In 1978, Carmine DeSena made a choice that would end up changing his life and thousands of others.

As a 19-year-old Queens College student, he decided to accept an internship at North Shore-LIJ’s Zucker Hillside Hospital and began working with young adults who had recently experienced their first schizophrenic episode.

At the time, DeSena, who was born in Brooklyn but grew up in the Rockaways, was studying communications and sociology and had never considered a career in the mental health field, until he started working with the patients.

“What struck me is that we all seemed very similar,” he said. “We all wanted the same things out of life and I was very moved by these fellow kids, because that’s what we were — kids, who were dealing with this.”

As an intern at the Department of Psychiatric Rehabilitation, DeSena provided patients with coaching and education that would help them lead normal lives and not be overcome by their diagnosis. Without the advancements that modern medicine has made today, DeSena said he became enthralled by discovering ways he could help people have a seamless transition back into the community after being diagnosed with a psychiatric disorder.
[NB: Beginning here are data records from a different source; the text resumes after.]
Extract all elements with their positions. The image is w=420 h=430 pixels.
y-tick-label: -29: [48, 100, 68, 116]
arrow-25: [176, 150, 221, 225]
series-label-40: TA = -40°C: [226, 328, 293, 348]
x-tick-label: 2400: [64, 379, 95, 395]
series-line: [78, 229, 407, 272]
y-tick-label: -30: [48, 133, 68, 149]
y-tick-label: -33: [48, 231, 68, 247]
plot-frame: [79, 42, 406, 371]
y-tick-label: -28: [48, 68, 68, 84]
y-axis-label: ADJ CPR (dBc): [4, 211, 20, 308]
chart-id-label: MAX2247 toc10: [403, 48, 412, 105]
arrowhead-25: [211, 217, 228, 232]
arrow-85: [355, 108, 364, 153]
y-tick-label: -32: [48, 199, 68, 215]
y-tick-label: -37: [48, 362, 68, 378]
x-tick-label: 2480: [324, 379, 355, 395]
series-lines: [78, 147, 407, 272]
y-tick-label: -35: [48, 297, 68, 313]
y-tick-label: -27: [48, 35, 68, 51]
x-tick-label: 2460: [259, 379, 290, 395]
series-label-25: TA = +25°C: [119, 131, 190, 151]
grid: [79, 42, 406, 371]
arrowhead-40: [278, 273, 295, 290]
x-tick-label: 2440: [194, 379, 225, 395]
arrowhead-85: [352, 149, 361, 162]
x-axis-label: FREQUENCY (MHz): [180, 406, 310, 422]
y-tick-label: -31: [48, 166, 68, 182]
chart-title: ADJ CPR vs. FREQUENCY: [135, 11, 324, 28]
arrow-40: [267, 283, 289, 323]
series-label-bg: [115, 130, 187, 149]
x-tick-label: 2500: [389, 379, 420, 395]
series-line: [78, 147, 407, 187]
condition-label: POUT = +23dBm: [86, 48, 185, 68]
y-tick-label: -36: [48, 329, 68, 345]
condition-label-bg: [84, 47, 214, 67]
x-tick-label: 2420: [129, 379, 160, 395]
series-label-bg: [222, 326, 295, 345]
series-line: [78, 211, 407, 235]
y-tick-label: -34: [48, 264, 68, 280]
A year later, Hillside offered DeSena a full-time position, laying the foundation for the 35 years of service that he has now invested in the hospital. Despite earning college degrees with other focuses, he said the experiences he had helping the patients made him realize his true calling.

“They really affected me because after a while, I saw that this disease kind of robs a person of who they are,” DeSena said. “I felt like this was a good thing to do, like I could really be helpful to people and accomplish something.”

Over the years, DeSena grew into different roles and took on new tasks at Hillside that further progressed how he could help people. In his current job as director of the Department of Psychiatric Rehabilitation, he has overseen several employment programs, like the Sign On project, that offer jobs and job training to patients who want to earn a living.

Through Sign On, which DeSena took over when he became director of his department, patients make signs and other promotional items that are sold to businesses, which pays the salaries of the program’s workers. It also provides them with hands-on job training that propels them to secure a position outside the hospital’s programs.

In the more than three decades he has worked at Hillside Hospital, DeSena and his staff have helped tens of thousands of people turn their lives around after receiving a potentially crippling medical diagnosis. He has put in long hours and dedicated most of his life to helping others, but he said not all the recognition belongs to him.

“I couldn’t help them if I wasn’t given the mechanisms and I’m very grateful to my staff and to North Shore-LIJ, and this award really goes to all of them,” DeSena said. “I grew up in a very socially conscious time, with people always talking about how they’d like to make a difference, and I really think we make a difference every day. We improve the lives of people every day, and that’s kind of amazing.”